Saturday, April 01, 2006

Where’s the riot?

Something interesting happened on my way to work yesterday. As I was driving in DC’s wonderful traffic and listening to the local news station (hoping their traffic reports might guide me around the worst of the traffic snarls), a commercial came on. The very happy-sounding narrator began telling the story of Genesis. You know, the part of the Bible that describes how God made the universe. When the narrator starts up his rendition by stating that, in the beginning, “there was nothing - not even a bagel!”, you just know this isn’t going to turn out well for the story.


As the narrator continues, he pauses in various places to allow another voice-actor, playing the part of God, to speak his lines about how whatever was just created was “pretty good.” This fast-forward retelling of the Bible’s opening story culminates when the narrator tells us that God, after creating man and woman, notes that something’s missing, and it’s not bagels. It’s fun, and that means God needs to create bikes. Yes, you read that correctly: bikes. As in: bicycles. As in: here’s where “God” and the narrator put in their plug for some bike seller’s big sale and ya’ll should just come on down!

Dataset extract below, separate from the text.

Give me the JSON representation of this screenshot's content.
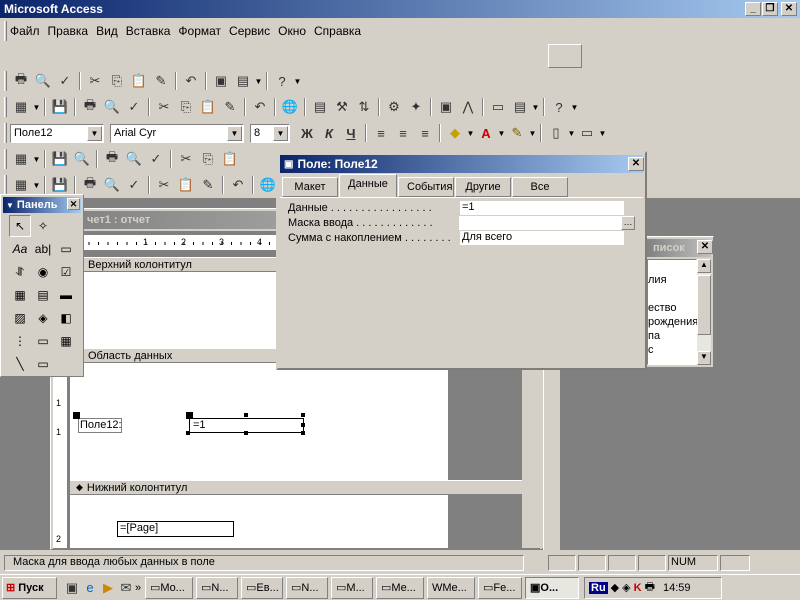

Or something to that effect.


As I listened to this commercial spot I realized several points.



  • Some marketing group somewhere thought that hijacking the story of Genesis was not only not offensive, it was downright clever.
  • That same group thought that having that story - and God, I might add - depicted as rather goofy was also not only not offensive, it was downright clever.
  • That the production house, director, and actors clearly had no issue with making the spot.
  • That the radio station advertising people had no issue with accepting the spot and running it on the air with no disclaimers about how their station respects the beliefs of all its listeners and intends no offense.

And as quickly as I thought of these points I was able to identify why they were so. Because none of those people are, in any way, concerned that their actions would garner death threats, get them killed, or light off a riot that would burn DC for a week. These people feel completely fine with co-opting components of the Christian faiths and broadcasting them. If some Christian has a problem with that, well then they just get to live with it. Freedom of Speech, and all, right?


Can you imagine them performing the same commercial based on the Koran?


I have stated before that our media and the Left in this country have no issue with disrespecting Christianity while loudly thumping their chests and proclaiming their “tolerance” and desire to avoid offending any religion. When I point out to some of these folks that their actions say that every religion is to be respected except mine, they get steamed and tell me I’m imagining things. When the attitude that Chistianity is fair game becomes so ingrained into our media that commercials like this are casually made and aired without a second thought, they prove my point more eloquently than any words I have.


What I am asking is not that they muzzle themselves where Christianity is concerned. Witness the lack of any rioting to give weight to the argument that we Christians are confident in our religion to the point where we can endure people who speak ill of it. What I’m asking is that they treat other religions no differently. If Islam is worthy of the media self-censoring, then so should Christianity. If Christians aren’t worth that level of action, then neither should Muslims be. Equality of consideration is what we’re asking for. I think our tolerance of the treatment we get deserves it.